Ladysmith
- First edition cover from 1999
- Author: Giles Foden
- Language: English
- Genre: Historical novel
- Publisher: Faber and Faber
- Publication date: 2 December 1999
- Publication place: United Kingdom UK
- Media type: Print (Hardback & Paperback)
- Pages: 336 pp (UK paperback edition) & 304 pp. (US hardback edition)
- ISBN: 0-571-19733-7 (UK first paperback edition) & ISBN 0-375-40920-3 (US hardback edition)
- OCLC: 42407140

= Ladysmith (novel) =

1999 novel by Giles Foden

Ladysmith is Giles Foden’s second novel. It was published in 1999 by Faber and Faber.

==Plot summary==

The time is November 1899 through February 1900; the place is Ladysmith, a small railway town in the British Colony of Natal near the border with the Boer Republics. The Boers have surprised the world with initial victories over the British Army and have now laid siege to Ladysmith. As they shell the town from the surrounding hills, people die, disease is rampant, structures collapse, starvation looms, there is panic about enemy agents, and yet the British muddle through.

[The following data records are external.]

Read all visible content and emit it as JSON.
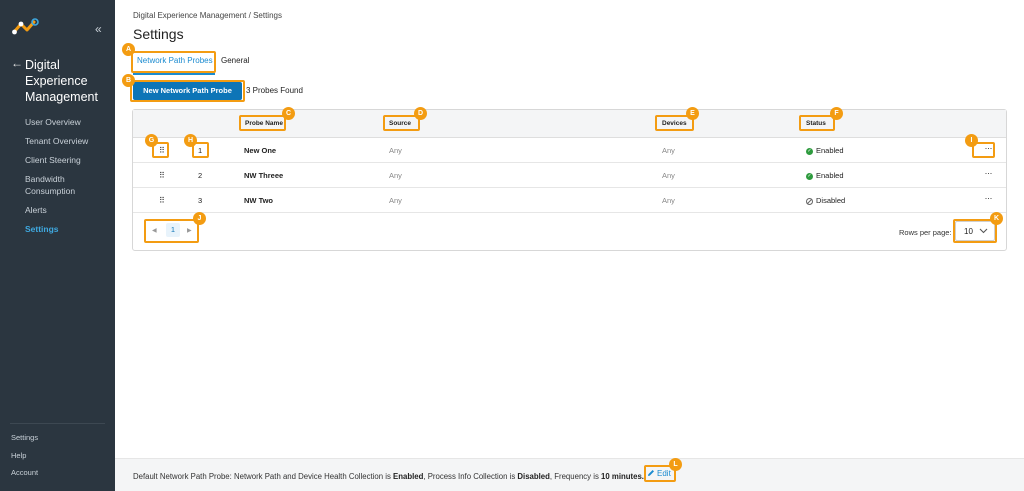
{
  "sidebar": {
    "collapse_glyph": "«",
    "back_glyph": "←",
    "app_title": "Digital Experience Management",
    "items": [
      {
        "label": "User Overview"
      },
      {
        "label": "Tenant Overview"
      },
      {
        "label": "Client Steering"
      },
      {
        "label": "Bandwidth Consumption"
      },
      {
        "label": "Alerts"
      },
      {
        "label": "Settings",
        "active": true
      }
    ],
    "bottom": [
      {
        "label": "Settings"
      },
      {
        "label": "Help"
      },
      {
        "label": "Account"
      }
    ]
  },
  "breadcrumb": "Digital Experience Management / Settings",
  "page_title": "Settings",
  "tabs": [
    {
      "label": "Network Path Probes",
      "active": true
    },
    {
      "label": "General"
    }
  ],
  "toolbar": {
    "new_button": "New Network Path Probe",
    "found_text": "3 Probes Found"
  },
  "table": {
    "columns": [
      "Probe Name",
      "Source",
      "Devices",
      "Status"
    ],
    "rows": [
      {
        "order": "1",
        "name": "New One",
        "source": "Any",
        "devices": "Any",
        "status": "Enabled"
      },
      {
        "order": "2",
        "name": "NW Threee",
        "source": "Any",
        "devices": "Any",
        "status": "Enabled"
      },
      {
        "order": "3",
        "name": "NW Two",
        "source": "Any",
        "devices": "Any",
        "status": "Disabled"
      }
    ],
    "row_menu_glyph": "···",
    "grip_glyph": "⠿"
  },
  "pagination": {
    "current_page": "1",
    "prev_glyph": "◀",
    "next_glyph": "▶"
  },
  "rows_per_page": {
    "label": "Rows per page:",
    "value": "10"
  },
  "footer": {
    "prefix": "Default Network Path Probe: Network Path and Device Health Collection is ",
    "nph_status": "Enabled",
    "mid": ", Process Info Collection is ",
    "proc_status": "Disabled",
    "freq_prefix": ", Frequency is ",
    "frequency": "10 minutes.",
    "edit_label": "Edit"
  },
  "callouts": [
    "A",
    "B",
    "C",
    "D",
    "E",
    "F",
    "G",
    "H",
    "I",
    "J",
    "K",
    "L"
  ],
  "colors": {
    "accent": "#1b8bd0",
    "button": "#0d75b7",
    "callout": "#f39c12",
    "sidebar": "#2b3640",
    "enabled": "#2e9b3e"
  }
}
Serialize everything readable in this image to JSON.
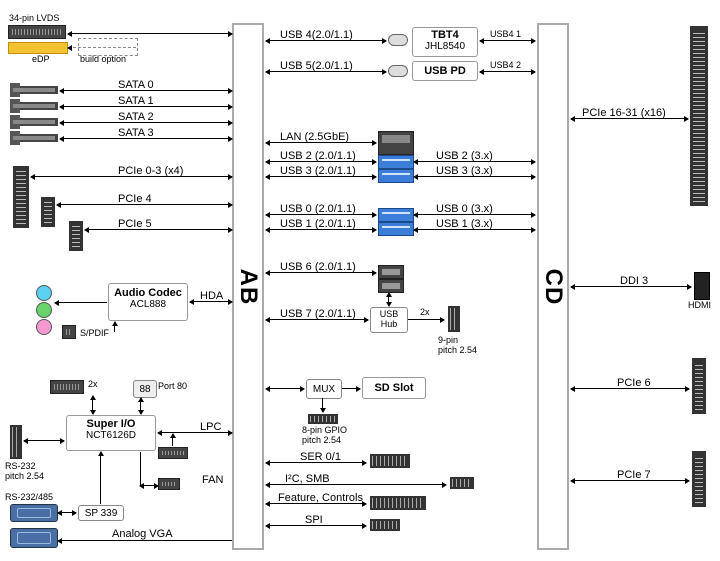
{
  "chips": {
    "ab": "AB",
    "cd": "CD"
  },
  "left": {
    "lvds": "34-pin LVDS",
    "edp": "eDP",
    "build_option": "build option",
    "sata": [
      "SATA 0",
      "SATA 1",
      "SATA 2",
      "SATA 3"
    ],
    "pcie03": "PCIe 0-3 (x4)",
    "pcie4": "PCIe 4",
    "pcie5": "PCIe 5",
    "audio_title": "Audio Codec",
    "audio_sub": "ACL888",
    "hda": "HDA",
    "spdif": "S/PDIF",
    "superio_title": "Super I/O",
    "superio_sub": "NCT6126D",
    "port80": "Port 80",
    "lpc": "LPC",
    "fan": "FAN",
    "twox": "2x",
    "rs232_hdr": "RS-232\npitch 2.54",
    "rs232485": "RS-232/485",
    "sp339": "SP 339",
    "analog_vga": "Analog VGA"
  },
  "center": {
    "usb4": "USB 4(2.0/1.1)",
    "usb5": "USB 5(2.0/1.1)",
    "lan": "LAN (2.5GbE)",
    "usb2": "USB 2 (2.0/1.1)",
    "usb3": "USB 3 (2.0/1.1)",
    "usb0": "USB 0 (2.0/1.1)",
    "usb1": "USB 1 (2.0/1.1)",
    "usb6": "USB 6 (2.0/1.1)",
    "usb7": "USB 7 (2.0/1.1)",
    "usbhub": "USB Hub",
    "hub2x": "2x",
    "ninepin": "9-pin\npitch 2.54",
    "mux": "MUX",
    "sdslot": "SD Slot",
    "gpio": "8-pin GPIO\npitch 2.54",
    "ser01": "SER 0/1",
    "i2c": "I²C, SMB",
    "feat": "Feature, Controls",
    "spi": "SPI"
  },
  "tbt": {
    "title": "TBT4",
    "sub": "JHL8540",
    "usbpd": "USB PD",
    "usb41": "USB4 1",
    "usb42": "USB4 2"
  },
  "right": {
    "pcie16": "PCIe 16-31 (x16)",
    "usb2_3x": "USB 2 (3.x)",
    "usb3_3x": "USB 3 (3.x)",
    "usb0_3x": "USB 0 (3.x)",
    "usb1_3x": "USB 1 (3.x)",
    "ddi3": "DDI 3",
    "hdmi": "HDMI",
    "pcie6": "PCIe 6",
    "pcie7": "PCIe 7"
  }
}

The setting of Giles Foden’s novel is historically accurate, and a number of historical figures appear as characters; for example, the Boers arrest a young reporter named Winston Churchill as he struggles to reach the besieged town, and an Indian lawyer-turned-medical volunteer named Mohandas K. Gandhi becomes more committed to his philosophy of active non-violence.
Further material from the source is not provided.